Violent, Tortured and Abysmal Shouts and Groans









This is Blind Willie Johnson. As anyone who’s heard him will know, he’s the guy who threw Howlin’ Wolf, Tom Waits and Captain Beefheart out of the band for sounding too effete. His ‘Dark Was the Night (Cold Was the Ground)’ has been described by Ry Cooder as the ‘most transcendent piece in all American music’, and was the inspiration for the shimmering slide guitar soundtrack to Paris, Texas. Although usually classed as a blues singer, he abjured any association with the devil’s music and thought of his ‘violent, tortured and abysmal shouts and groans’ (as an early reviewer called them) as his own way of testifying to the Good Lord. Sometimes his wife fills in in the background with wispy little vocal curlicues.

The ‘blind’ bit comes from the fact that a cheatin’ low-down stepmother threw lye in his eyes when he was nine, on being caught by young Willie’s father.

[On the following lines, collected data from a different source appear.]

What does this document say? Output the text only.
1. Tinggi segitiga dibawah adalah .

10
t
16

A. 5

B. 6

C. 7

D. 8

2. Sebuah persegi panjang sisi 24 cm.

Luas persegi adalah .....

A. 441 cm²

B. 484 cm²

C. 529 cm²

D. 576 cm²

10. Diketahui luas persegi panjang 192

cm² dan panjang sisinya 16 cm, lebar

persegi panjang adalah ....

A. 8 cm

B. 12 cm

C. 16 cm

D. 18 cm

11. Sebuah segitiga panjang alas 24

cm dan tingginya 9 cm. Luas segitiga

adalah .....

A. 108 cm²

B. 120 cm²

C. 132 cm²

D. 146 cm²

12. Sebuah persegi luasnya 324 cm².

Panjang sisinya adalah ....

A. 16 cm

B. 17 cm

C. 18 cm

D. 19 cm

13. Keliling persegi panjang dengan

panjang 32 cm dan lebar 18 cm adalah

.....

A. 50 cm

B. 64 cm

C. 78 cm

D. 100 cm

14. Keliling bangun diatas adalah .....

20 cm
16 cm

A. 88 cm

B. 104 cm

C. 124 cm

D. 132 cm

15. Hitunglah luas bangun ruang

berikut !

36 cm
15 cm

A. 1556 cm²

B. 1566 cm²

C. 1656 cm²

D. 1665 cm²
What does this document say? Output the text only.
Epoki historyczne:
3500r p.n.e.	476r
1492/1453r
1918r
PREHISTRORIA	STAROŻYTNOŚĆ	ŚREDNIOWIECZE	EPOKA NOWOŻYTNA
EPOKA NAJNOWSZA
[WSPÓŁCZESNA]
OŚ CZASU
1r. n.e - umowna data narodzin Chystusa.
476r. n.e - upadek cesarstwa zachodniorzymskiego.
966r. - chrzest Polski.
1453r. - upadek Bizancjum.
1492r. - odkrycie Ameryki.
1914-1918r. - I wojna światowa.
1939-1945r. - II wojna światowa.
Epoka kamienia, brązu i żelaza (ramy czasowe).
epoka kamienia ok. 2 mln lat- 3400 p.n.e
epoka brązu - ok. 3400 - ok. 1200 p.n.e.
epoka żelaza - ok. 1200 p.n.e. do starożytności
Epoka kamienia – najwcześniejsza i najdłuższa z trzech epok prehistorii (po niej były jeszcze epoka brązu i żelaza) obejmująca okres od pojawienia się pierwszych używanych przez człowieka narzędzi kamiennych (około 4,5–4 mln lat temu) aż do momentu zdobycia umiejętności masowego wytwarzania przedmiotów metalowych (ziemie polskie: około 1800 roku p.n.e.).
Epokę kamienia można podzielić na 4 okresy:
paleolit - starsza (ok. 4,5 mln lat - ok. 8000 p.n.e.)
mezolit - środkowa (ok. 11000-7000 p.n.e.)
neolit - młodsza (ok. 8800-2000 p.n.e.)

When his house burned down in the late 40s (no one seems quite sure when) he took up residence in its burnt-out shell, slept on a pile of damp newspapers, caught pneumonia and died.

You may also remember him from such cover-versions as Led Zeppelin’s ‘Nobody’s Fault But Mine’ and the young Dylan’s ‘Jesus Make My Dying Bed’.

‘Dark Was the Night’ is currently playing somewhere in space on the Voyager probe.